Serving Mercer, Ocean, Monmouth, Middlesex County
A homeowner in Forked River, NJ, was hearing wildlife noises in his attic in the early morning and well as right before dark. These times reflect the typical activity of eastern grey squirrels. Squirrels are more active during the day than at night. If you hear wildlife noises during the day, it’s a good chance that you are dealing with a squirrel infestation since, from my experience at least, squirrels are the most common attic invaders. If you hear sounds at night, you are likely dealing with a nocturnal animal such as a raccoon. Squirrels are considered crepuscular animals, meaning that their peak activity times are about two hours after sunrise (dawn) and two to five hours before sunset (dusk) — just about the time that the homeowner was hearing sting noises emanating from above. This behavior allows them to minimize their exposure to the highest temperatures of the day.

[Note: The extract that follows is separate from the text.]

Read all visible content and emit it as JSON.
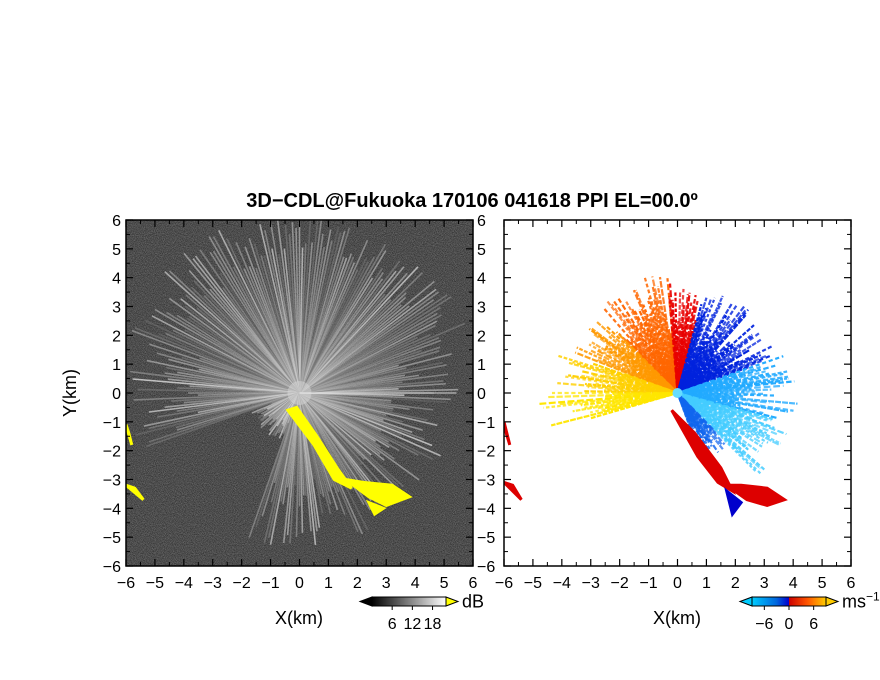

We entered the attic for our inspection. The aftermath of a wildlife infestation can be devastating just from damage to insulation and stored items from their urine and fecal deposits. The damage here was far beyond what we normally encounter. It was evident that this infestation was left untreated for years. The entire attic was blanketed by waste from one side to the other. We observed both squirrel droppings and flying squirrel droppings. Sadly, this family’s sentimental belongings that were being stored in the attic were ruined.

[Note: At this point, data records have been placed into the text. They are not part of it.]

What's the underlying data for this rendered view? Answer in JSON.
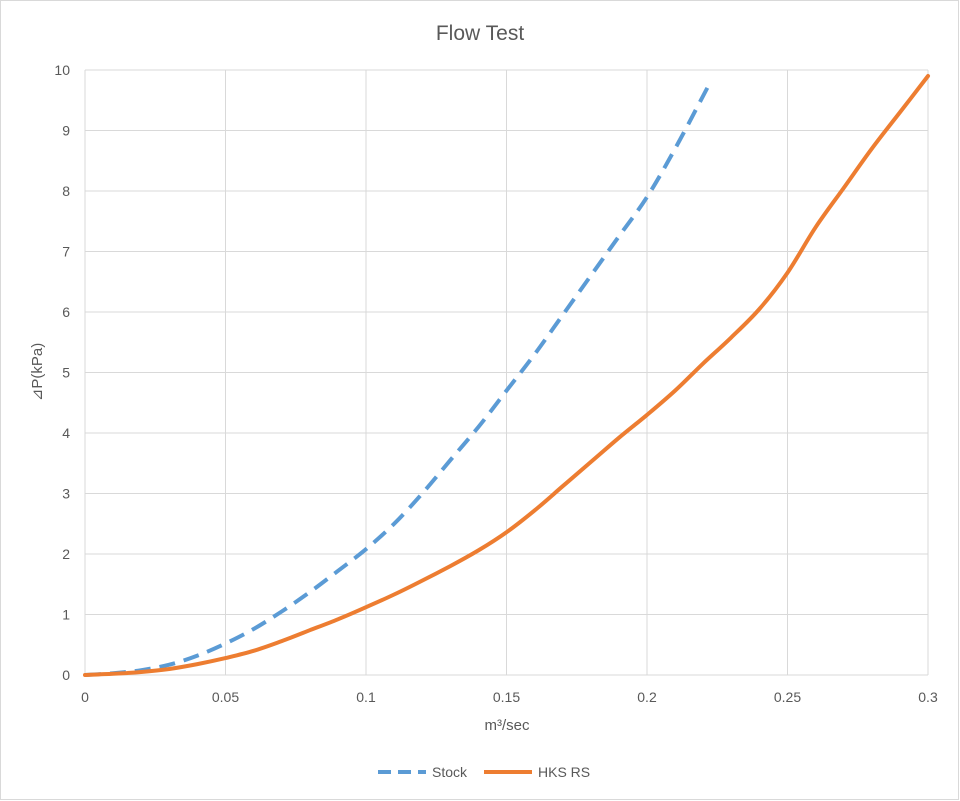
{
  "chart_data": {
    "type": "line",
    "title": "Flow Test",
    "xlabel": "m³/sec",
    "ylabel": "⊿P(kPa)",
    "xlim": [
      0,
      0.3
    ],
    "ylim": [
      0,
      10
    ],
    "x_ticks": [
      "0",
      "0.05",
      "0.1",
      "0.15",
      "0.2",
      "0.25",
      "0.3"
    ],
    "y_ticks": [
      "0",
      "1",
      "2",
      "3",
      "4",
      "5",
      "6",
      "7",
      "8",
      "9",
      "10"
    ],
    "grid": true,
    "legend_position": "bottom",
    "series": [
      {
        "name": "Stock",
        "color": "#5b9bd5",
        "style": "dashed",
        "x": [
          0,
          0.01,
          0.02,
          0.03,
          0.04,
          0.05,
          0.06,
          0.07,
          0.08,
          0.09,
          0.1,
          0.11,
          0.12,
          0.13,
          0.14,
          0.15,
          0.16,
          0.17,
          0.18,
          0.19,
          0.2,
          0.21,
          0.222
        ],
        "y": [
          0,
          0.03,
          0.08,
          0.17,
          0.32,
          0.52,
          0.76,
          1.05,
          1.37,
          1.72,
          2.08,
          2.5,
          3.0,
          3.55,
          4.1,
          4.7,
          5.3,
          5.95,
          6.6,
          7.25,
          7.9,
          8.7,
          9.75
        ]
      },
      {
        "name": "HKS RS",
        "color": "#ed7d31",
        "style": "solid",
        "x": [
          0,
          0.01,
          0.02,
          0.03,
          0.04,
          0.05,
          0.06,
          0.07,
          0.08,
          0.09,
          0.1,
          0.11,
          0.12,
          0.13,
          0.14,
          0.15,
          0.16,
          0.17,
          0.18,
          0.19,
          0.2,
          0.21,
          0.22,
          0.23,
          0.24,
          0.25,
          0.26,
          0.27,
          0.28,
          0.29,
          0.3
        ],
        "y": [
          0,
          0.02,
          0.05,
          0.1,
          0.18,
          0.28,
          0.4,
          0.56,
          0.74,
          0.92,
          1.12,
          1.33,
          1.56,
          1.8,
          2.06,
          2.36,
          2.72,
          3.12,
          3.52,
          3.92,
          4.3,
          4.7,
          5.15,
          5.58,
          6.05,
          6.65,
          7.4,
          8.05,
          8.7,
          9.3,
          9.9
        ]
      }
    ]
  }
}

Given the condition of the attic, we expected to find numerous entry points around the roof, fascia, and soffits. To our surprise, there were no gaping, obvious entry points. We taped various potential areas to determine if they were the routes being used by the squirrels. There was absolutely no sign of activity at these possible entry points. Since they weren’t entering from up above, we moved our inspection to ground level. As we were inspecting the perimeter of the home, we found pieces of insulation at the bottom of a plumbing stack (vent pipe) on the side of the home. (if you’re curious, a plumbing stack is a crucial part of a home’s drain system. It allows air into the drain line so water can flow freely and allows sewer gases to vent away from the living areas of the home so that your home does not stink like an outhouse). Squirrels were using this piping that, as you can see in one of the photos, terminated in the attic in order to gain access inside the home (often these pipes extend out through the roof). Usually, squirrels, as arboreal animals, access attics from somewhere around the roof, accessing the roof, such as from an overhanging tree branch or some overhead wiring or cables. It is highly unusual to find a squirrels’ point of entry at ground level. But as happened here, it can and does happen!
We solved a wildlife mystery for a homeowner that, unfortunately, had been going on for years.